In a gesture of international cooperation on cultural heritage protection, Italy has returned to China 56 cultural relics that were illegally transported to the European country and later confiscated.
Of the relics, 19 artifacts were repatriated to China at the end of October, and the rest will arrive soon, according to the National Cultural Heritage Administration.
The return of the relics is among the highlights of Italian President Sergio Mattarella's six-day state visit to China, which started on Thursday.
On Friday, President Xi Jinping and his wife, Peng Liyuan, appreciated some of these cultural relics put on display during a welcoming banquet hosted at the Great Hall of the People in Beijing for Mattarella and his daughter, Laura.
The return of the relics marks yet another instance of successful cooperation between China and Italy within the framework of their bilateral agreement aimed at preventing the illegal import and export of cultural relics.
It follows the previous repatriation of 796 Chinese cultural artifacts from Italy in March 2019. The two nations established an intergovernmental cooperation framework in 2006 to combat smuggling of cultural artifacts.

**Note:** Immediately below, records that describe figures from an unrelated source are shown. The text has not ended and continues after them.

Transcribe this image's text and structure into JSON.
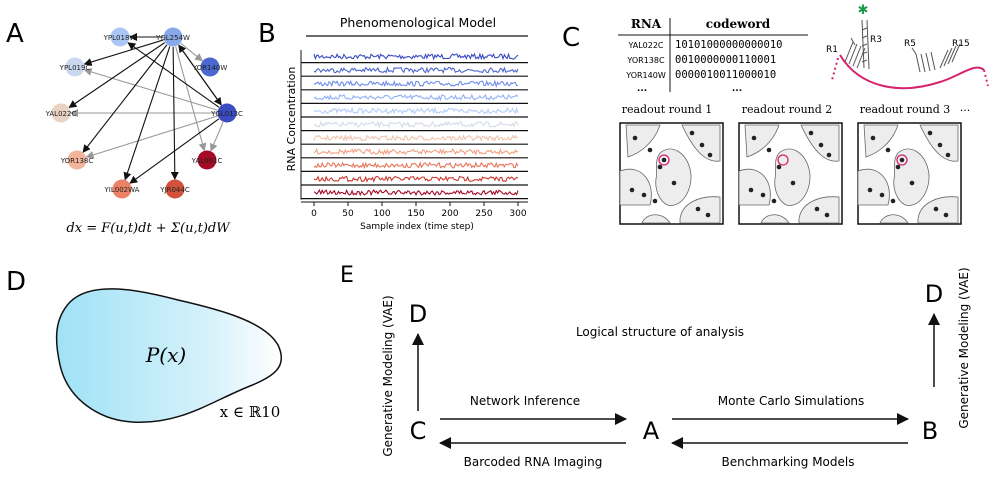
{
  "panel_letters": {
    "a": "A",
    "b": "B",
    "c": "C",
    "d": "D",
    "e": "E"
  },
  "panel_a": {
    "nodes": [
      {
        "label": "YPL018W",
        "color": "#a9c6f4"
      },
      {
        "label": "YGL254W",
        "color": "#87a9ea"
      },
      {
        "label": "YOR140W",
        "color": "#4b68d0"
      },
      {
        "label": "YGL013C",
        "color": "#3a4cc0"
      },
      {
        "label": "YAL001C",
        "color": "#a50a26"
      },
      {
        "label": "YJR044C",
        "color": "#d2523e"
      },
      {
        "label": "YIL002WA",
        "color": "#ec8166"
      },
      {
        "label": "YOR138C",
        "color": "#f2b49a"
      },
      {
        "label": "YAL022C",
        "color": "#ead2c3"
      },
      {
        "label": "YPL019C",
        "color": "#c9d8ef"
      }
    ],
    "equation": "dx = F(u,t)dt + Σ(u,t)dW"
  },
  "panel_b": {
    "title": "Phenomenological Model",
    "ylabel": "RNA Concentration",
    "xlabel": "Sample index (time step)",
    "xticks": [
      "0",
      "50",
      "100",
      "150",
      "200",
      "250",
      "300"
    ]
  },
  "chart_data": {
    "type": "line",
    "title": "Phenomenological Model",
    "xlabel": "Sample index (time step)",
    "ylabel": "RNA Concentration",
    "xlim": [
      0,
      300
    ],
    "series_colors": [
      "#3a4cc0",
      "#4b68d0",
      "#6f8ee6",
      "#92b1f5",
      "#b5cdfa",
      "#d4dbe6",
      "#f0c4ae",
      "#f2a184",
      "#e67658",
      "#c93a31",
      "#a50a26"
    ]
  },
  "panel_c": {
    "table_header_rna": "RNA",
    "table_header_code": "codeword",
    "rows": [
      {
        "rna": "YAL022C",
        "code": "10101000000000010"
      },
      {
        "rna": "YOR138C",
        "code": "0010000000110001"
      },
      {
        "rna": "YOR140W",
        "code": "0000010011000010"
      }
    ],
    "ellipsis": "...",
    "probe_labels": {
      "r1": "R1",
      "r3": "R3",
      "r5": "R5",
      "r15": "R15"
    },
    "rounds": [
      "readout round 1",
      "readout round 2",
      "readout round 3"
    ],
    "rounds_ellipsis": "..."
  },
  "panel_d": {
    "distribution": "P(x)",
    "domain": "x ∈ ℝ10"
  },
  "panel_e": {
    "title": "Logical structure of analysis",
    "node_a": "A",
    "node_b": "B",
    "node_c": "C",
    "node_d_left": "D",
    "node_d_right": "D",
    "label_left_vertical": "Generative Modeling (VAE)",
    "label_right_vertical": "Generative Modeling (VAE)",
    "network_inference": "Network Inference",
    "barcoded_imaging": "Barcoded RNA Imaging",
    "monte_carlo": "Monte Carlo Simulations",
    "benchmarking": "Benchmarking Models"
  }
}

Between 2021 and this year, Italy's Carabinieri military police notified China about the seizure of 59 suspected Chinese cultural relics. The National Cultural Heritage Administration then provided detailed identification opinions and legal basis reports to the Italian authorities.
Most of the artifacts were found to have been unearthed in the provinces of Gansu, Qinghai and Shaanxi, and were estimated to have high historical, artistic and scientific value.
Chinese experts identified 56 of the relics, including pottery figurines from the Western Han (206 BC-AD 24) and Tang (618-907) dynasties and animal-shaped ceramics from the Yuan Dynasty (1271-1368), all vivid witnesses of the stable, rich, open and tolerant societies of their times.
Among the identified relics were also painted pottery of Majiayao culture, an ancient Chinese culture dating back more than 5,000 years, providing valuable material evidence for the study of the origins and early development of Chinese civilization.
The remaining three relics are still under investigation.
Through diplomatic channels, China officially requested the return of the cultural relics. Italy subsequently decided to return the 56 identified ones.
Amid China's intensified efforts to recover cultural relics lost overseas, more than 2,113 artifacts or sets of artifacts have been successfully brought back over the past 12 years, according to the National Cultural Heritage Administration.
China's cooperation with Italy in the cultural heritage field has achieved fruitful results, the administration said.
As this year marks the 700th anniversary of the death of Italian explorer Marco Polo, who visited China in the 13th century and opened the door for cultural exchanges between China and the Western world, several exhibitions on his legendary travels have been or will be held in the two countries.
China and Italy have also carried out studies on nine cultural heritage projects, including the value interpretation of the Maritime Silk Road and protection of water-saturated wooden artifacts.